IBM spells out strategy for Informix

IBM has been putting more meat on the bones of its proposed acquisition of Informix Software.

IBM has been putting more meat on the bones of its proposed acquisition of Informix Software.

Big Blue will pay $1bn (£0.69bn) cash for all of Informix's database assets - 2,500 people, 100,000 customers and technology.

"Software is an important growth area for the IBM company," said Steve Mills, senior vice-president and group executive, IBM Software. "The adding of Informix's database business to our software data management business effectively doubles our position in the marketplace for distributed databases."

For Mills, distributed databases are those running on Unix and Windows-based systems. And IBM now believes it will be able to steal a march on rival Oracle.

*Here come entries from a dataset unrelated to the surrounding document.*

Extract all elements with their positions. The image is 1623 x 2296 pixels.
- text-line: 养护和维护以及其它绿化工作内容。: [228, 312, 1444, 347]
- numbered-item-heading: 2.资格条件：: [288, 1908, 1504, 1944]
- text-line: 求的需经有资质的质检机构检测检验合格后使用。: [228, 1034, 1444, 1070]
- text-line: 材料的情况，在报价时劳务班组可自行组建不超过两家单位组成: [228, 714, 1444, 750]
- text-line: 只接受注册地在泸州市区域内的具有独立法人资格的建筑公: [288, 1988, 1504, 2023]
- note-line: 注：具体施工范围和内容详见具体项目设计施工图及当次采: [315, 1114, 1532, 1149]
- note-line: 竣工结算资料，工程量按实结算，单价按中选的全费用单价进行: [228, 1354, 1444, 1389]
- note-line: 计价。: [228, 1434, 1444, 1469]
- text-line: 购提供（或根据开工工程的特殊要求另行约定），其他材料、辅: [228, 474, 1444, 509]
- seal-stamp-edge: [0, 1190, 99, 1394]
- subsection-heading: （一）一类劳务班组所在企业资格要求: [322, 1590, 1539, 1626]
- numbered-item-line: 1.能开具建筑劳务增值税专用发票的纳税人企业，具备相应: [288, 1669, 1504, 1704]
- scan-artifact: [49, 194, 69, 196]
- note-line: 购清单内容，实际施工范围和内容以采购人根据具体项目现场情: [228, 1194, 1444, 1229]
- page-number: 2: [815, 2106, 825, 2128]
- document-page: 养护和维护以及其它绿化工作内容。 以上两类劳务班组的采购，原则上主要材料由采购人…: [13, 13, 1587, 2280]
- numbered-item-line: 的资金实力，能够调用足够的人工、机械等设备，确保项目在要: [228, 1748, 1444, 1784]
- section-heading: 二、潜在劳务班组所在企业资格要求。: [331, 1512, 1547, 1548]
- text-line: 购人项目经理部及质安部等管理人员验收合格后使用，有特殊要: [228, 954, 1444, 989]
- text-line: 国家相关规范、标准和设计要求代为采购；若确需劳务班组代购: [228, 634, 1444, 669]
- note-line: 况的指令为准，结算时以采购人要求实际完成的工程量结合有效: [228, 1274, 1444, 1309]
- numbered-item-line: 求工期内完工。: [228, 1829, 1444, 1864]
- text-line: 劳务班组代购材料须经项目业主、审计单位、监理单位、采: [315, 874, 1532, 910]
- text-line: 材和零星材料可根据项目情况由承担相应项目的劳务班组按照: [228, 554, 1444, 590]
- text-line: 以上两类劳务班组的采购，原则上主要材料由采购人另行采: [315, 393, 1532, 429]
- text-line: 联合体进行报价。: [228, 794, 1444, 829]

"I think it [IBM] is a serious threat to Oracle," said Charlie Garry, senior program director for database research at the Meta Group. "In the long term, I think Oracle could be in trouble unless it does something about its pricing model."

IBM anticipates that the deal will be completed in the third quarter. It is also adamant that existing Informix customers will be unaffected by the purchase, and claims there will be no redundancies. The company is claiming that one of the main benefits it gets from the deal will be Informix's technical and development staff.

"IBM really only want the development assets and some of the support assets," said Garry, but he predicted 20% redundancies as a result of the takeover.

IBM's DB2 Universal Database will remain its core product. New projects being worked on at Informix will now be shelved. The companies have promised to continue supporting and updating Informix products and, as of yet, there are no plans to migrate Informix users over to IBM.

Last September, Informix announced that it was establishing a new subsidiary, Ascential Software, to deal solely with its solutions-based business. Ascential will now go it alone as an independent company, although it has signed a deal with IBM that will see the pair collaborating on the sales, marketing and development of some products.

Barbara Stanley, Northern European managing director at Informix, believes the establishment of Ascential was coincidental, although it is understood that IBM and Informix have been in talks for some months. "This obviously hasn't happened overnight," she said. "It's easy to make those judgments with hindsight [that the company planned to sell out when it formed Ascential].

"IBM has a good growth strategy that it is looking to implement as quickly as possible, and it saw that Informix could bring that to the game," said Stanley.

The deal appears to offer many synergies, but Meta's Garry was initially sceptical when he heard the news. "My first impression was 'what the hell has it [IBM] done that for?'" he said. "In some combinations there's some overlap, but in this instance it's total overlap."

Janet Perna, general manager for the IBM Data Management Software division, will head up the combined database business. The future of Informix's senior executives is unclear. "This is work in process now and we hope to retain a large part of the executive team and integrate them in to the Data Management Software division," said Perna.

IBM anticipates that the acquisition will be completed in the third quarter.